Ayşe Yağcı: Avukatım olmadan kesinlikle sorulara cevap vermeyeceğim.

Berfin Özgü Köse: Avukatlarım olmadan mahkemenin hiçbir aşamasında herhangi bir beyanda bulunmak istemiyorum”

Gülfer Akkaya: Avukatlar alınmadan konuşmak istemiyorum.

Figen Yüksekdağ: Mahkeme salonunda bulunan bütün arkadaşlarımı selamlıyorum. Savunma hakkımızın yerine getirilmesi gerekir. Savunma hakkıma riayet edilmemesi heyetin davayı nasıl yürüteceğinin işaretidir. Bu siyasi bir tutumdur.

Eski HDP Milletvekili Emine Ayna: Avukatların bu salondan gitmesinde mutlaka haklı bir gerekçeleri vardır. Sorularınızın hepsinin cevabı iddianamede var.

Emine Beyza Üstün: Avukatlarım salona laınıncaya kadar sorularınız yanıtsız kalacak. Sizi hukukun ilkelerini uygulamaya devam ediyorum.

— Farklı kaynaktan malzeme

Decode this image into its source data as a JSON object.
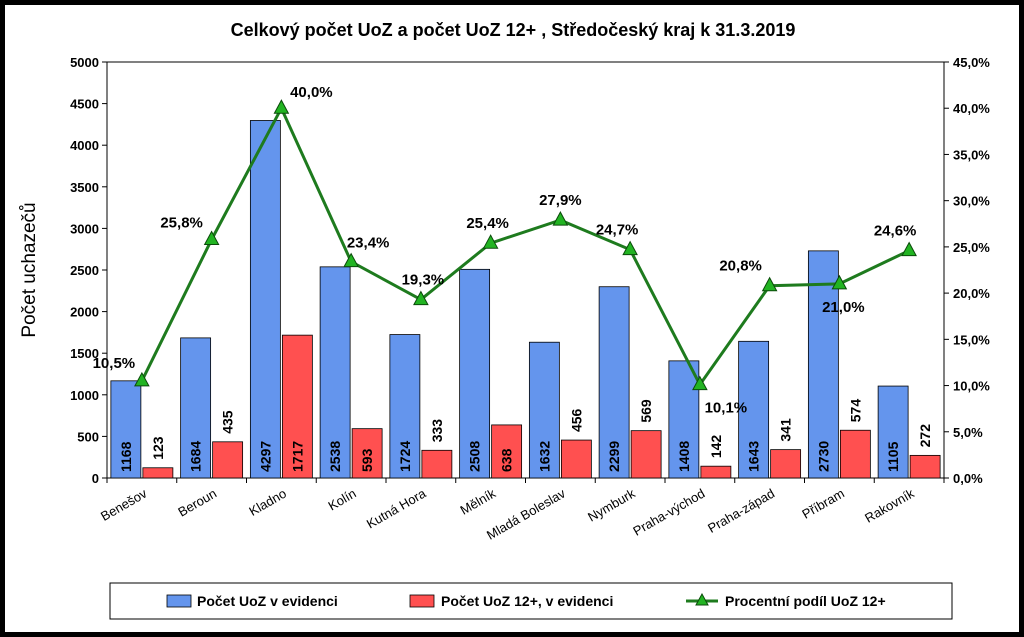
{
  "chart_data": {
    "type": "bar",
    "title": "Celkový počet UoZ a počet UoZ 12+ , Středočeský kraj k 31.3.2019",
    "ylabel": "Počet uchazečů",
    "ylim": [
      0,
      5000
    ],
    "yticks": [
      "0",
      "500",
      "1000",
      "1500",
      "2000",
      "2500",
      "3000",
      "3500",
      "4000",
      "4500",
      "5000"
    ],
    "y2lim": [
      0,
      45
    ],
    "y2ticks": [
      "0,0%",
      "5,0%",
      "10,0%",
      "15,0%",
      "20,0%",
      "25,0%",
      "30,0%",
      "35,0%",
      "40,0%",
      "45,0%"
    ],
    "grid": false,
    "legend_position": "bottom",
    "categories": [
      "Benešov",
      "Beroun",
      "Kladno",
      "Kolín",
      "Kutná Hora",
      "Mělník",
      "Mladá Boleslav",
      "Nymburk",
      "Praha-východ",
      "Praha-západ",
      "Příbram",
      "Rakovník"
    ],
    "series": [
      {
        "name": "Počet UoZ v evidenci",
        "type": "bar",
        "axis": "left",
        "color": "#6495ED",
        "values": [
          1168,
          1684,
          4297,
          2538,
          1724,
          2508,
          1632,
          2299,
          1408,
          1643,
          2730,
          1105
        ]
      },
      {
        "name": "Počet UoZ 12+, v evidenci",
        "type": "bar",
        "axis": "left",
        "color": "#FF5050",
        "values": [
          123,
          435,
          1717,
          593,
          333,
          638,
          456,
          569,
          142,
          341,
          574,
          272
        ]
      },
      {
        "name": "Procentní podíl UoZ 12+",
        "type": "line",
        "axis": "right",
        "color": "#1E7B1E",
        "marker_color": "#22B422",
        "values": [
          10.5,
          25.8,
          40.0,
          23.4,
          19.3,
          25.4,
          27.9,
          24.7,
          10.1,
          20.8,
          21.0,
          24.6
        ],
        "labels": [
          "10,5%",
          "25,8%",
          "40,0%",
          "23,4%",
          "19,3%",
          "25,4%",
          "27,9%",
          "24,7%",
          "10,1%",
          "20,8%",
          "21,0%",
          "24,6%"
        ]
      }
    ]
  }
}
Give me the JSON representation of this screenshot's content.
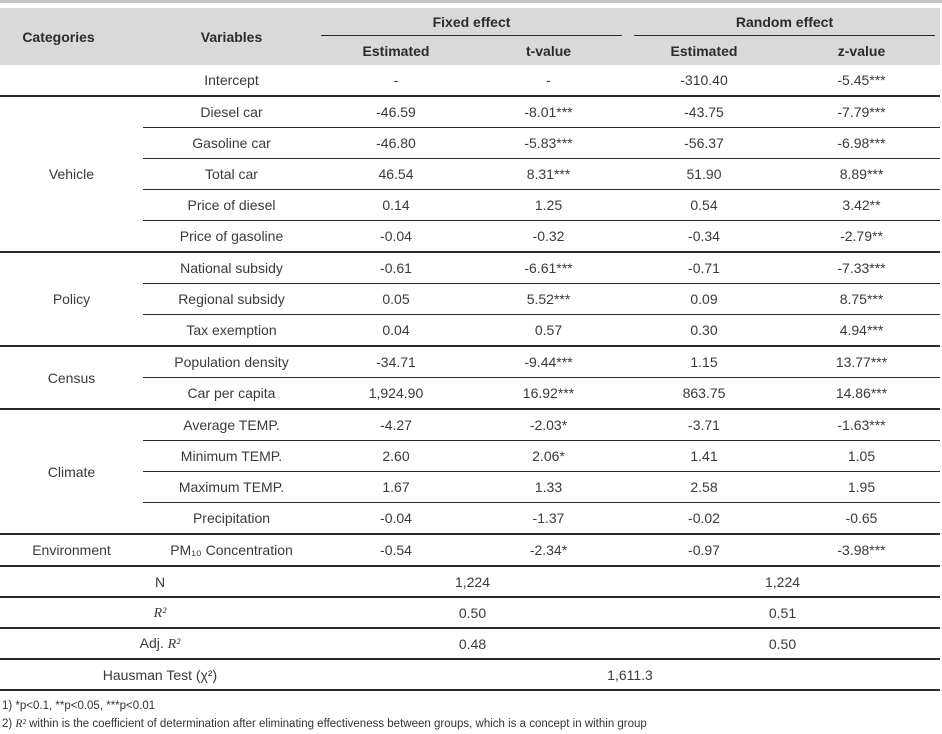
{
  "colors": {
    "header_bg": "#d9d9d9",
    "line": "#2a2a2a",
    "text": "#3a3a3a"
  },
  "table": {
    "header": {
      "categories": "Categories",
      "variables": "Variables",
      "groups": [
        {
          "label": "Fixed effect",
          "cols": [
            "Estimated",
            "t-value"
          ]
        },
        {
          "label": "Random effect",
          "cols": [
            "Estimated",
            "z-value"
          ]
        }
      ]
    },
    "groups": [
      {
        "category": "",
        "rows": [
          {
            "variable": "Intercept",
            "values": [
              "-",
              "-",
              "-310.40",
              "-5.45***"
            ]
          }
        ]
      },
      {
        "category": "Vehicle",
        "rows": [
          {
            "variable": "Diesel car",
            "values": [
              "-46.59",
              "-8.01***",
              "-43.75",
              "-7.79***"
            ]
          },
          {
            "variable": "Gasoline car",
            "values": [
              "-46.80",
              "-5.83***",
              "-56.37",
              "-6.98***"
            ]
          },
          {
            "variable": "Total car",
            "values": [
              "46.54",
              "8.31***",
              "51.90",
              "8.89***"
            ]
          },
          {
            "variable": "Price of diesel",
            "values": [
              "0.14",
              "1.25",
              "0.54",
              "3.42**"
            ]
          },
          {
            "variable": "Price of gasoline",
            "values": [
              "-0.04",
              "-0.32",
              "-0.34",
              "-2.79**"
            ]
          }
        ]
      },
      {
        "category": "Policy",
        "rows": [
          {
            "variable": "National subsidy",
            "values": [
              "-0.61",
              "-6.61***",
              "-0.71",
              "-7.33***"
            ]
          },
          {
            "variable": "Regional subsidy",
            "values": [
              "0.05",
              "5.52***",
              "0.09",
              "8.75***"
            ]
          },
          {
            "variable": "Tax exemption",
            "values": [
              "0.04",
              "0.57",
              "0.30",
              "4.94***"
            ]
          }
        ]
      },
      {
        "category": "Census",
        "rows": [
          {
            "variable": "Population density",
            "values": [
              "-34.71",
              "-9.44***",
              "1.15",
              "13.77***"
            ]
          },
          {
            "variable": "Car per capita",
            "values": [
              "1,924.90",
              "16.92***",
              "863.75",
              "14.86***"
            ]
          }
        ]
      },
      {
        "category": "Climate",
        "rows": [
          {
            "variable": "Average TEMP.",
            "values": [
              "-4.27",
              "-2.03*",
              "-3.71",
              "-1.63***"
            ]
          },
          {
            "variable": "Minimum TEMP.",
            "values": [
              "2.60",
              "2.06*",
              "1.41",
              "1.05"
            ]
          },
          {
            "variable": "Maximum TEMP.",
            "values": [
              "1.67",
              "1.33",
              "2.58",
              "1.95"
            ]
          },
          {
            "variable": "Precipitation",
            "values": [
              "-0.04",
              "-1.37",
              "-0.02",
              "-0.65"
            ]
          }
        ]
      },
      {
        "category": "Environment",
        "rows": [
          {
            "variable": "PM₁₀ Concentration",
            "values": [
              "-0.54",
              "-2.34*",
              "-0.97",
              "-3.98***"
            ]
          }
        ]
      }
    ],
    "summary": [
      {
        "label": "N",
        "fixed": "1,224",
        "random": "1,224"
      },
      {
        "label": "R²",
        "fixed": "0.50",
        "random": "0.51"
      },
      {
        "label": "Adj. R²",
        "fixed": "0.48",
        "random": "0.50"
      }
    ],
    "hausman": {
      "label": "Hausman Test (χ²)",
      "value": "1,611.3"
    }
  },
  "footnotes": [
    "1) *p<0.1, **p<0.05, ***p<0.01",
    "2) R² within is the coefficient of determination after eliminating effectiveness between groups, which is a concept in within group"
  ]
}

Eski HDP Milletvekili Sebahat Tuncel (Mahkeme salonunda): “İyi niyetle gitmez bu iş, hukukla gider. Hukuk hepimizi bağlar. Siz kendi hukukunuza uymuyorsunuz. Benim avukatlarımın burada olması gerekiyor.”

Gültan Kışanak: Kanunlarınızın gereğini yerine getirin. Öncelikle savunma hakkına riayet edeceksiniz. Savunma hakkı engellenirse bu davada baştan sarayın talimatı ile karar verilmiş demektir.

Avukatlar: Bağımsız savunma koşulları yaratılmadan geri dönmeyeceğiz

Duruşmanın görüldüğü salon önünde bir araya gelen avukatların açıklamasını polis engellemek istedi. Yaşanan tartışmanın ardından açıklama yapan Diyarbakır Barosu eski Başkanı Avukat Mehmet Emin Aktar, avukatların savunma görevlerini bağımsızca yapacağı koşullar yaratılmadan duruşma salonuna dönmeyeceklerini belirterek, şunları söyledi:

“Biz mahkeme başkanından dışarıdaki arkadaşlarımızın alınmasını istedik. Birçok yasal olmayan keyfi gerekçelerle almayacağını söyledi. Almazsa bizim de devam edemeyeceğimizi, çünkü savunma niteliğinin bozulduğunu ve duruşma salonunda kalamayacağımızı ve beyanımızın zapta geçirilmesini istedik. Mahkeme bunu da reddetti. Söz hakkı vermeksizin kimlik tespitine geçmeye başladı. Kimin müdafisi var kimin yok bilmeksizin bunu yapmaya çalıştı. Biz bu hukuksuzluğa ortak olmamak adına içerideki meslektaşlarımızla dışarıya çıktık. Bu davada savunma görevini üstlenen avukatların, tümü bu salonda ya da uygun görülecek başka bir salonda savunma görevlerini bağımsızca yapacağı koşular yaratılmadığı sürece duruşma salonuna dönmeyeceğiz.”

Duruşmaya saat 14:00’e kadar ara verildi.